Privette Revisited Property Owner Not Liable For Wrongful Death Of Contractor’s Employee Arising From Property Owner’s Alleged Violation Of Safety Regulations

Category: Business & Facilities
Date: Apr 5, 2018 02:00 PM

Television Center, Inc. (“TCI”) owns a three-story building in Hollywood, California. TCI contracted with Chamberlin Building Services (“CBS”), a licensed contractor, to wash the building’s windows.  Under the contract, CBS made all decisions regarding the window washing, and CBS owned, inspected, and maintained all the equipment used on the job.

Salvador Franco (“Franco”) was a window cleaner for CBS.  In the summer of 2011, while Franco was washing the building’s windows, his descent apparatus detached and he fell to his death.  Franco’s survivors sued TCI for negligence alleging Franco died because TCI failed to equip the building with structural roof anchors to which window washers could attach their gear, in violation of Cal-OSHA. 

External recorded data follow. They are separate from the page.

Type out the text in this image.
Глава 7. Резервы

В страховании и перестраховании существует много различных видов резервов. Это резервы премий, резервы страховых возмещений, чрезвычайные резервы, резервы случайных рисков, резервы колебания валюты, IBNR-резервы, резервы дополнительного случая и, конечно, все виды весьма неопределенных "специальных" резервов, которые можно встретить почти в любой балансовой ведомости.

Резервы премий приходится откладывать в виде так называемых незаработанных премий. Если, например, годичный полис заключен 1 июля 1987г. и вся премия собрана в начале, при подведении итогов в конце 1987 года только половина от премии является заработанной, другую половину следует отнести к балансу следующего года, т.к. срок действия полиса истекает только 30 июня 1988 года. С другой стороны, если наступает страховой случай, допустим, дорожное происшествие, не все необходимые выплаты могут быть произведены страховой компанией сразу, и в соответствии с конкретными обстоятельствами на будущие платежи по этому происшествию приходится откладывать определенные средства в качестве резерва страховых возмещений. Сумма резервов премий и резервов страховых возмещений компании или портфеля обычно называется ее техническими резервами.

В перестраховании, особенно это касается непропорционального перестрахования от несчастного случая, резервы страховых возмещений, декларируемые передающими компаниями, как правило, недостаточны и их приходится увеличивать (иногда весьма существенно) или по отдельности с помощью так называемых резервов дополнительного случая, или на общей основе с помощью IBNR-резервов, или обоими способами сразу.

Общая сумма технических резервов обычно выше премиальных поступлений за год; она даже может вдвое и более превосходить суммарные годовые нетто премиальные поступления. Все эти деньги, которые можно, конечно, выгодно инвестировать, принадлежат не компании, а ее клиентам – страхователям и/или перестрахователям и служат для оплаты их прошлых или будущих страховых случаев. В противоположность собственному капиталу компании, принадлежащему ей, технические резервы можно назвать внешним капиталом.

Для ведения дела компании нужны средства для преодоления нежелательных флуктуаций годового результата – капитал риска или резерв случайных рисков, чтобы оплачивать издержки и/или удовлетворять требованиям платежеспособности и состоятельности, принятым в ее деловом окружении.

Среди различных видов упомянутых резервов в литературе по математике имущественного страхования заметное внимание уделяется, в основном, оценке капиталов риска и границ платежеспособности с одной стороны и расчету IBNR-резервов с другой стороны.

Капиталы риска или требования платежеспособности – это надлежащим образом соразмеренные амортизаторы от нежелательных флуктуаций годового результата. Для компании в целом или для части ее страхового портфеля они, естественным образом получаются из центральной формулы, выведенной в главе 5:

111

TCI sought to dismiss the lawsuit.  TCI argued that under the Supreme Court’s decision in Privette v. Superior Court (1993) 5 Cal.4th 689, when a property owner hires an independent contractor, the property owner is not liable for injuries sustained by the contractor’s employees unless the property owner’s affirmative conduct contributed to the injuries. TCI argued that in accordance with Privette, TCI had contracted with CBS to wash the building’s windows and TCI had not retained control over the manner in which CBS would perform. 

Franco’s survivors argued that Privette did not bar their claims because as a building owner, TCI had a statutory duty pursuant to Cal-OSHA to install roof anchors.  According to Franco’s survivors, TCI could not delegate this statutory duty to CBS, and its violation gave rise to liability not barred by the Privette doctrine.

The trial court agreed with TCI and dismissed the case. 

Franco’s survivors appealed and the Court of Appeal affirmed the trial court’s decision.  In doing so, the Court of Appeal rejected the survivor’s claim that TCI’s duty to install statutorily-required roof anchors was not delegable.  The Court held that under Privette and its progeny, TCI’s properly delegated its legal duty to provide a safe workplace to CBS.  “[W]hen TCI hired CBS, an independent contractor, to provide window washing services, it delegated to CBS its duty to provide a safe workplace for CBS’s employees.  Accordingly, TCI’s alleged breach of a statutory duty to provide safety anchors did not give rise to liability to the decedent or his survivors.” 

Delgadillo v. Television Center, Inc. (2018) 20 Cal.App.5th 1078.